Hi,
I'm interested what the "absolute animation handling" option on the D3D9 advanced settings panel does. I noticed, that disabling this option makes some animations incorrect. Are there any reasons to disable this setting?
This is the description of this feature from D3D9Client.html:
Enable absolute animation handling
By default Orbiter uses incremental animations, meaning that for each frame the previous animation state is incremented by a small amount, which will induce some small error. Over time these errors accumulate and the animation is no longer in the orientation it's supposed to be (3-10 mins in worst cases).
Absolute animations updates the animation state from a default state for each frame. Which doesn't suffer from the accumulated error mentioned before. But absolute animations can fail if an add-on alters the order of operations (rotations). Therefore it's not 100% backwards compatible. So far however, no add-on is known to fail.
This really doesn't explain what "Enable absolute animation handling" actually does at all.
I understand the first bit... if you are incrementing an animation state x by a small number dx every time step like state = x + dx, the numerical roundoff will rapidly accumulate.
Absolute animations are essentially just taking a value and presenting it relative to 0. The airspeed indicator level comes from the airspeed. No numerical roundoff to accumulate.

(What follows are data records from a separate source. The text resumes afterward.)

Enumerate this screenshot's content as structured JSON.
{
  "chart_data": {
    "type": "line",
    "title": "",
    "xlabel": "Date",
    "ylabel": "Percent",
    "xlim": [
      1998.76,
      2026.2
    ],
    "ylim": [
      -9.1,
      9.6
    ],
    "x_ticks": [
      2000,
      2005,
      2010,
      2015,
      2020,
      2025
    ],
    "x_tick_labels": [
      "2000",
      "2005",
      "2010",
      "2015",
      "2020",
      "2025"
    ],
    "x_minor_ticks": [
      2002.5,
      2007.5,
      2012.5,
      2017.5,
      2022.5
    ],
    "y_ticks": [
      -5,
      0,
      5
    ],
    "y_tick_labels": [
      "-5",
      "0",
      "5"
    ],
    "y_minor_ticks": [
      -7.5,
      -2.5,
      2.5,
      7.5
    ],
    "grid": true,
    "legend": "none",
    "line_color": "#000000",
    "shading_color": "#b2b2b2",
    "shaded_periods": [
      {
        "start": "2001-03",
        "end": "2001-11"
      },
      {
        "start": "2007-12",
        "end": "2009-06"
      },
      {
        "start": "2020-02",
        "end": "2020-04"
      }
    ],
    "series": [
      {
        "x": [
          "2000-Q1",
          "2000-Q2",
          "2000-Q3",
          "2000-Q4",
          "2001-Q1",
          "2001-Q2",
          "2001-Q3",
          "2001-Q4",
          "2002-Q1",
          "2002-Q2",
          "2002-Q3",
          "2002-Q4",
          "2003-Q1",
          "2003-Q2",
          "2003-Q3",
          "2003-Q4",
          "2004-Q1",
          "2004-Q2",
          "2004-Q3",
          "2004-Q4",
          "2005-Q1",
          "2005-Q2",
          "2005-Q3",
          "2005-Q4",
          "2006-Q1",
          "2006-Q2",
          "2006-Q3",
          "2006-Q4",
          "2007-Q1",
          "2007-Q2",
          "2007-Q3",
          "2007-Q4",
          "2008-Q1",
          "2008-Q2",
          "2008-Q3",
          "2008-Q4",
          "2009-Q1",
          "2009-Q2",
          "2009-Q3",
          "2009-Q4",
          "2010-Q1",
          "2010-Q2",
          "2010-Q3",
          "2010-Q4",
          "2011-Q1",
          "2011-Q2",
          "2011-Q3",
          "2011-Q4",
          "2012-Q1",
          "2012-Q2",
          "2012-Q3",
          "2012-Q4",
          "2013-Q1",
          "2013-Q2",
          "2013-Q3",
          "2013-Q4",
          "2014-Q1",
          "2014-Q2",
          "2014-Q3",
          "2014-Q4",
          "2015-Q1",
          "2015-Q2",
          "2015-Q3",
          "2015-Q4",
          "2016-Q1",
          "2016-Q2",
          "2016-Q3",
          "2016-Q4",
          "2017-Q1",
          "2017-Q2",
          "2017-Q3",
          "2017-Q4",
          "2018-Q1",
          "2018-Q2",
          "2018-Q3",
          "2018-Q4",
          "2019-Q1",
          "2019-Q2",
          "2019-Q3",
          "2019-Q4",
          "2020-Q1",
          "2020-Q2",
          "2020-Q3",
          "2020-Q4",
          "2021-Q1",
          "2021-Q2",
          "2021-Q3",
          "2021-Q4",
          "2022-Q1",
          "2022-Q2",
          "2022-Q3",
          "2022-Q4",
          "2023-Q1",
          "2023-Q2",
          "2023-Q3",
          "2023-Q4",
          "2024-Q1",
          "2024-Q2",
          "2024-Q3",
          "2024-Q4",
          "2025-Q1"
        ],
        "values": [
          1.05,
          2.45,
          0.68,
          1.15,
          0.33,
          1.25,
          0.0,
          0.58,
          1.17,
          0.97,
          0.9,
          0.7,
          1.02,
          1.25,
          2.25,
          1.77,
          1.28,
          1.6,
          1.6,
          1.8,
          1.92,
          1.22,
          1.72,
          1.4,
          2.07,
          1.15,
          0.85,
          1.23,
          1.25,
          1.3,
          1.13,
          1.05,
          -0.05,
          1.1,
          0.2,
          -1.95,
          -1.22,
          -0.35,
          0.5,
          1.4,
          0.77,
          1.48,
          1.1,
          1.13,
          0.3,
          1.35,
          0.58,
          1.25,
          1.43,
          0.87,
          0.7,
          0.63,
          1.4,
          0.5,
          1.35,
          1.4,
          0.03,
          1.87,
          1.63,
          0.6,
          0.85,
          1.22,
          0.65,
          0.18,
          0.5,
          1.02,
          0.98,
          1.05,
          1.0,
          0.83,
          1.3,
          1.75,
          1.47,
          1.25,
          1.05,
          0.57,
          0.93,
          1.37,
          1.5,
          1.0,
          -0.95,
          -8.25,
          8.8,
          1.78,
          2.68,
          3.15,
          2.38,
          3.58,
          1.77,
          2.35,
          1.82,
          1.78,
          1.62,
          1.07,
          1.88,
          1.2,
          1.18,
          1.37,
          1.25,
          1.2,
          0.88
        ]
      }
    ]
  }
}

I don't understand what they mean in the last three sentences, other than if you keep shuffling the order of a series of rotations that that will eventually screw up something.
On the R-4, the only incremental animations are the rotors, where accumulated numerical rounding doesn't matter. All of the instrument gauges are absolute animations, and the animation rotations don't change.
From the description, we should NOT be having the problem that this mode supposedly fixes, but the description is too poorly written to glean what it actually does.
EDIT: I'm thinking about the mesh visuals, and maybe it is referring to how the mesh vertices are moved in space. The center of mass position of the vessel is propagated using Newton's 2nd Law, but then the position of the mesh vertices need to be located relative to the center of mass. It could be that the pitch/bank/yaw rotations are applied incrementally after each time step to each vertex, and that would cause a position error to accumulate. That would cause all the vertices to drift around slowly relative to the vessel and each other.
The alternative would be to take the absolute pitch/bank/yaw angles and rotate the vertices through the the full angles. The above relative drift would not have a chance to occur.
The incremental method would be computationally lighter I think as you're just adding increments of displacement to each vertex, where you would need to do some linear algebra to rotate the mesh through the absolute angles at each time step. Using the absolute angles might be more accurate, but it increases the computational cost.